Some collect coins, others cars, but along with books and art supplies, I collect words. It's an inexpensive hobby (until it leads to more book buying) and a satisfying one. Like looking at the world with new eyes through the magnifying lens of fresh meaning.

I wrote recently about the delightful Danish idea of Hygge. My next enjoyable revelation this year was the astonishing Icelandic Christmas tradition of Jólabókaflóð.

The Christmas Book Flood

This one Icelandic word translates as the phrase Christmas Book Flood, which if you say it slowly, Jóla-bóka-flóð, makes sense to an English speaker's ear, even if untrained in the rounded flow of Icelandic. 

In the austere realities that followed World War II, currency restrictions limited Iceland's ability to import products for gift giving at Christmas. The restrictions were lighter for paper. What was there to give for Christmas? There were books! So the idea was born and grew to a tradition of giving and receiving books at Christmas time. These are opened on Christmas Eve and it's traditional for families, undistracted and cozy, to curl up by the tree and read these literary gifts through the night.

Icelanders are the most literate nation in the world and per capita they buy the most books. Astonishingly, one in ten will also write and publish a book. For this nation of 300,000 that means 30,000 authors? The equivalent in the US would be an extraordinary number.

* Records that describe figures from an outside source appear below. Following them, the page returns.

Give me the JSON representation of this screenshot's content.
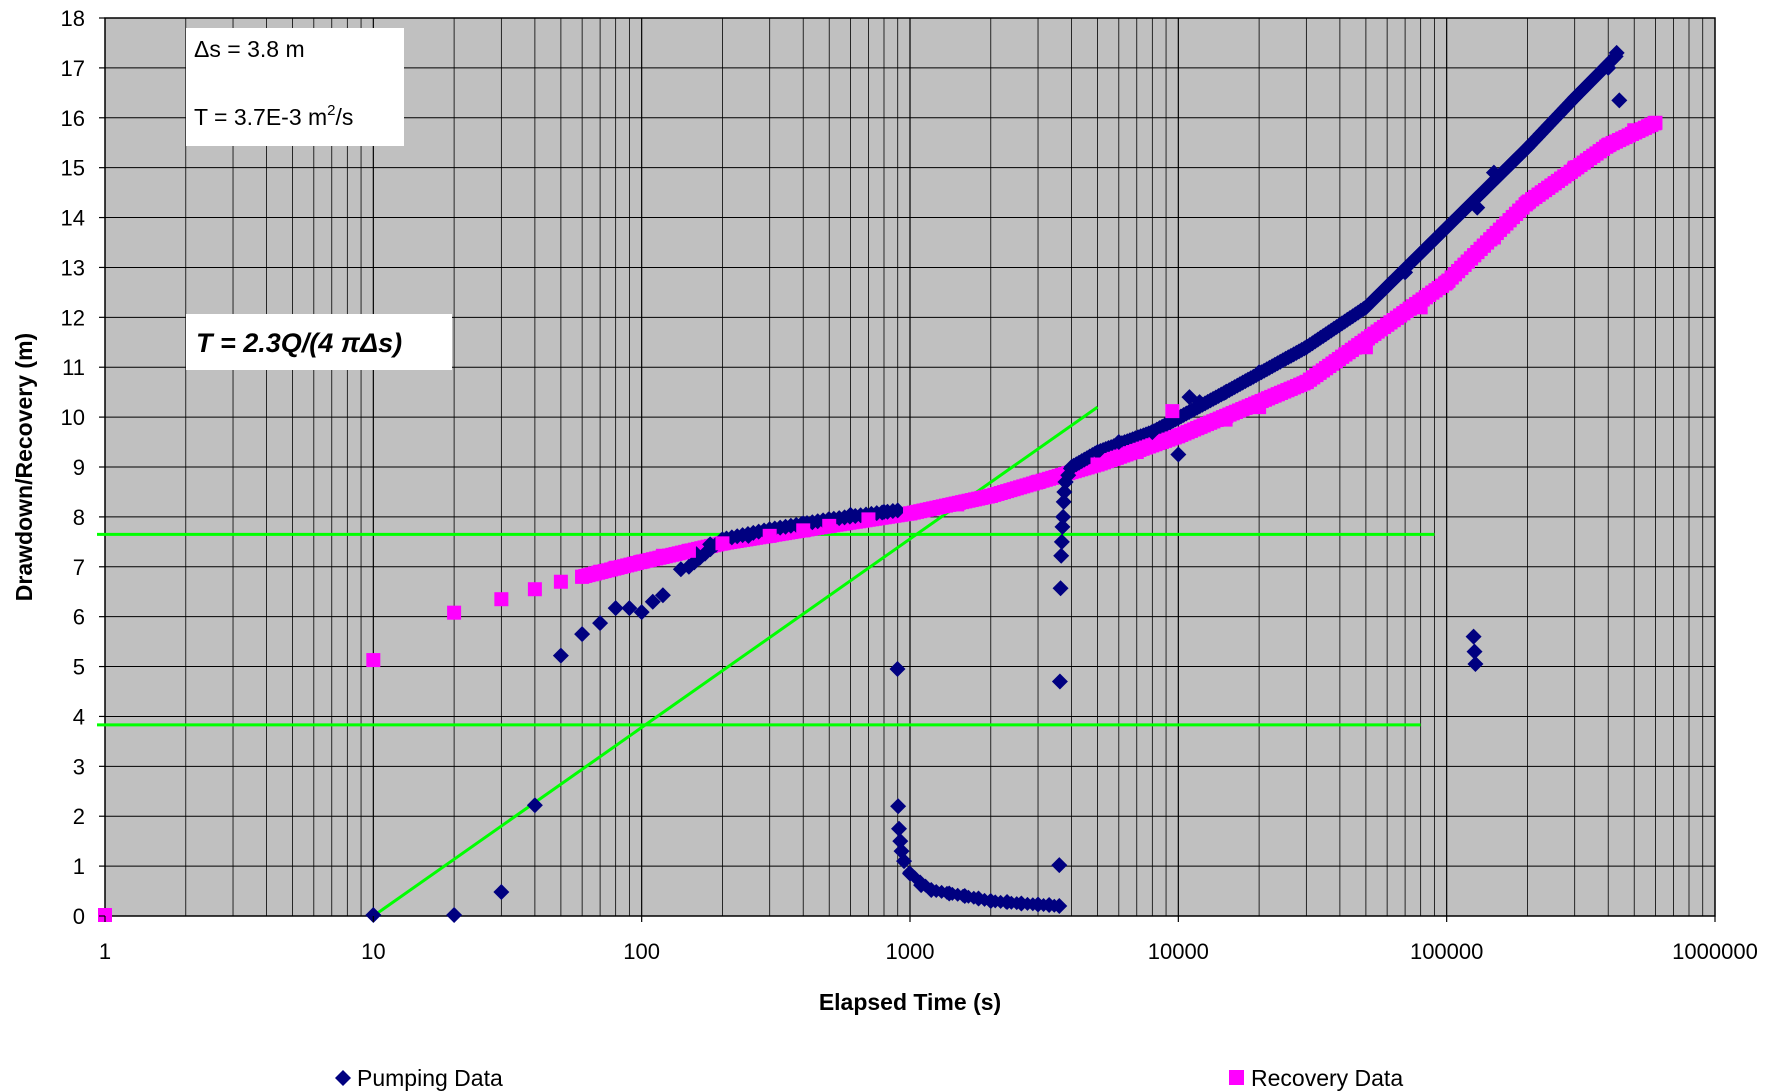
{
  "chart_data": {
    "type": "scatter",
    "xscale": "log",
    "xlim": [
      1,
      1000000
    ],
    "ylim": [
      0,
      18
    ],
    "xlabel": "Elapsed Time (s)",
    "ylabel": "Drawdown/Recovery (m)",
    "x_ticks": [
      "1",
      "10",
      "100",
      "1000",
      "10000",
      "100000",
      "1000000"
    ],
    "y_ticks": [
      "0",
      "1",
      "2",
      "3",
      "4",
      "5",
      "6",
      "7",
      "8",
      "9",
      "10",
      "11",
      "12",
      "13",
      "14",
      "15",
      "16",
      "17",
      "18"
    ],
    "grid": true,
    "plot_background": "#c0c0c0",
    "legend_position": "bottom",
    "annotations": {
      "delta_s_label": "Δs = 3.8 m",
      "transmissivity_prefix": "T = 3.7E-3 m",
      "transmissivity_sup": "2",
      "transmissivity_suffix": "/s",
      "formula": "T = 2.3Q/(4 πΔs)"
    },
    "series": [
      {
        "name": "Pumping Data",
        "marker": "diamond",
        "color": "#000080",
        "points": [
          [
            10,
            0.02
          ],
          [
            20,
            0.02
          ],
          [
            30,
            0.48
          ],
          [
            40,
            2.22
          ],
          [
            50,
            5.22
          ],
          [
            60,
            5.65
          ],
          [
            70,
            5.87
          ],
          [
            80,
            6.17
          ],
          [
            90,
            6.17
          ],
          [
            100,
            6.09
          ],
          [
            110,
            6.3
          ],
          [
            120,
            6.43
          ],
          [
            140,
            6.95
          ],
          [
            160,
            7.25
          ],
          [
            180,
            7.45
          ],
          [
            200,
            7.55
          ],
          [
            250,
            7.62
          ],
          [
            300,
            7.75
          ],
          [
            400,
            7.87
          ],
          [
            500,
            7.95
          ],
          [
            600,
            8.04
          ],
          [
            800,
            8.1
          ],
          [
            900,
            8.13
          ],
          [
            898,
            4.95
          ],
          [
            903,
            2.2
          ],
          [
            910,
            1.75
          ],
          [
            920,
            1.5
          ],
          [
            930,
            1.3
          ],
          [
            950,
            1.1
          ],
          [
            1000,
            0.85
          ],
          [
            1100,
            0.62
          ],
          [
            1200,
            0.52
          ],
          [
            1400,
            0.45
          ],
          [
            1600,
            0.4
          ],
          [
            1800,
            0.35
          ],
          [
            2000,
            0.3
          ],
          [
            2300,
            0.28
          ],
          [
            2600,
            0.25
          ],
          [
            3000,
            0.23
          ],
          [
            3300,
            0.22
          ],
          [
            3600,
            0.2
          ],
          [
            3600,
            1.02
          ],
          [
            3620,
            4.7
          ],
          [
            3640,
            6.57
          ],
          [
            3660,
            7.22
          ],
          [
            3680,
            7.5
          ],
          [
            3700,
            7.8
          ],
          [
            3720,
            8.0
          ],
          [
            3740,
            8.3
          ],
          [
            3760,
            8.5
          ],
          [
            3800,
            8.7
          ],
          [
            4000,
            9.0
          ],
          [
            5000,
            9.3
          ],
          [
            6000,
            9.5
          ],
          [
            8000,
            9.7
          ],
          [
            10000,
            9.25
          ],
          [
            11000,
            10.4
          ],
          [
            12000,
            10.3
          ],
          [
            15000,
            10.5
          ],
          [
            20000,
            10.9
          ],
          [
            30000,
            11.4
          ],
          [
            50000,
            12.2
          ],
          [
            70000,
            12.9
          ],
          [
            100000,
            13.8
          ],
          [
            130000,
            14.2
          ],
          [
            126000,
            5.6
          ],
          [
            127000,
            5.3
          ],
          [
            128000,
            5.05
          ],
          [
            150000,
            14.9
          ],
          [
            200000,
            15.4
          ],
          [
            300000,
            16.4
          ],
          [
            400000,
            17.0
          ],
          [
            430000,
            17.3
          ],
          [
            440000,
            16.35
          ]
        ]
      },
      {
        "name": "Recovery Data",
        "marker": "square",
        "color": "#ff00ff",
        "points": [
          [
            1,
            0.02
          ],
          [
            10,
            5.13
          ],
          [
            20,
            6.08
          ],
          [
            30,
            6.35
          ],
          [
            40,
            6.55
          ],
          [
            50,
            6.7
          ],
          [
            60,
            6.8
          ],
          [
            70,
            6.9
          ],
          [
            80,
            6.98
          ],
          [
            100,
            7.1
          ],
          [
            120,
            7.22
          ],
          [
            150,
            7.32
          ],
          [
            200,
            7.47
          ],
          [
            300,
            7.62
          ],
          [
            400,
            7.73
          ],
          [
            500,
            7.82
          ],
          [
            700,
            7.95
          ],
          [
            1000,
            8.07
          ],
          [
            1500,
            8.25
          ],
          [
            2000,
            8.42
          ],
          [
            3000,
            8.7
          ],
          [
            5000,
            9.05
          ],
          [
            9500,
            10.12
          ],
          [
            7000,
            9.3
          ],
          [
            10000,
            9.62
          ],
          [
            15000,
            9.95
          ],
          [
            20000,
            10.2
          ],
          [
            30000,
            10.7
          ],
          [
            50000,
            11.4
          ],
          [
            80000,
            12.2
          ],
          [
            100000,
            12.7
          ],
          [
            150000,
            13.6
          ],
          [
            200000,
            14.3
          ],
          [
            300000,
            15.0
          ],
          [
            400000,
            15.45
          ],
          [
            500000,
            15.75
          ],
          [
            600000,
            15.9
          ]
        ]
      }
    ],
    "lines": [
      {
        "type": "horizontal",
        "y": 7.65,
        "x_start": 1,
        "x_end": 90000,
        "color": "#00ff00"
      },
      {
        "type": "horizontal",
        "y": 3.83,
        "x_start": 1,
        "x_end": 80000,
        "color": "#00ff00"
      },
      {
        "type": "fit",
        "points": [
          [
            10,
            0.0
          ],
          [
            5000,
            10.2
          ]
        ],
        "color": "#00ff00"
      }
    ]
  }
}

In this land of the saga, it's not hard to imagine such an idea taking off. However it is a fervor for the new not the old that drives the tradition, and the publishing industry responds with concentrated gusto. There is a frenzy to publish each year's offerings for Jólabókaflóð which launches the new publishing year like a gunstart at the beginning of a race. All the titles are released within a few weeks of each other and almost all book buying occurs in the leadup to Christmas. Every year since 1944, the Icelandic book trade has published a catalog of the year's new releases. The Bókatíðindi or Book Bulletin, is distrubuted free to every home in Iceland in mid-November and pored over with eagerness. In 2015 there were 842 new Icelandic language titles released, which ran the gamut from thrillers to poetry, recipe books to children's titles. And these are physical books. To an Icelander, curling up with hot chocolate and an ebook is just not the same.

In Book Flood season, the daily news carries details of the book sales race, who is ahead, who is not, and what surprises there are to enjoy. In this fractured and tired world, it is a pleasure to hear of such a simple way to celebrate: books, rest, family and reading. 

The 2016 Bókatíðindi catalog:

An Island Idea

It's the sort of concentrated response made possible by an island life that I understand from a childhood in 1970s Britain, where three TV channels and a BBC radio upbringing, fostered shared experiences. Such uniformity of tradition is watered down by the diversity of a larger country such as the US. The wonder is that Iceland's tradition is only growing stronger in our connected age and that book sales continue to skyrocket. In the United States fewer customers, percentage wise, account for the nation's book buying, with a few (ahem, don't look at me!) buying much more than average. In Iceland a larger percentage of the population buys books than in the US, thanks of course to Jólabókaflóð.

An Idea Worth Spreading?

Just as the Danish concept of Hygge is taking England by storm, could we see a new 'reading under the Christmas tree' trend emerge anytime soon?

As a pioneer of World Book Day in the UK, London journalist Christopher Norris was researching the Icelandic book industry when he came across the concept of Jólabókaflóð in October 2015. He has been promoting it ever since. 

"I realised that the Icelandic tradition of Jólabókaflóð offered a fabulous opportunity to promote book buying and reading within the same initiative, so the seeds of the 'Jolabokaflod Book Campaign' were planted."

Norris raised money this summer to introduce Icelandic authors in translation to English libraries. Six UK libraries received the donations.

He now aims to "introduce the spirit of Jólabókaflóð to the UK and beyond, to encourage people everywhere to make the Icelandic tradition part of the way they celebrate Christmas." He also hopes to promote an English version of the Book Bulletin online. Included in the campaign is a Jólabókaflóð bookplate for adding to book gifts you give this season. However the book campaign also centers around the promotion of buying, giving and reading all year long. Because book gifts are not just for Christmas.

Norris concludes, "There are always moments in every household when there is a temptation to switch on the television or play a computer game. Jólabókaflóð encourages people to make time for family reading over the festive season and reminds everyone that reading for pleasure is fun and therapeutic."

I don't need an excuse to enjoy a good book but meeting this delightful tradition of book reveling is a heartwarming reminder to keep the simple and the peaceful in Christmas. 

So what title would be on your Christmas Book Flood?!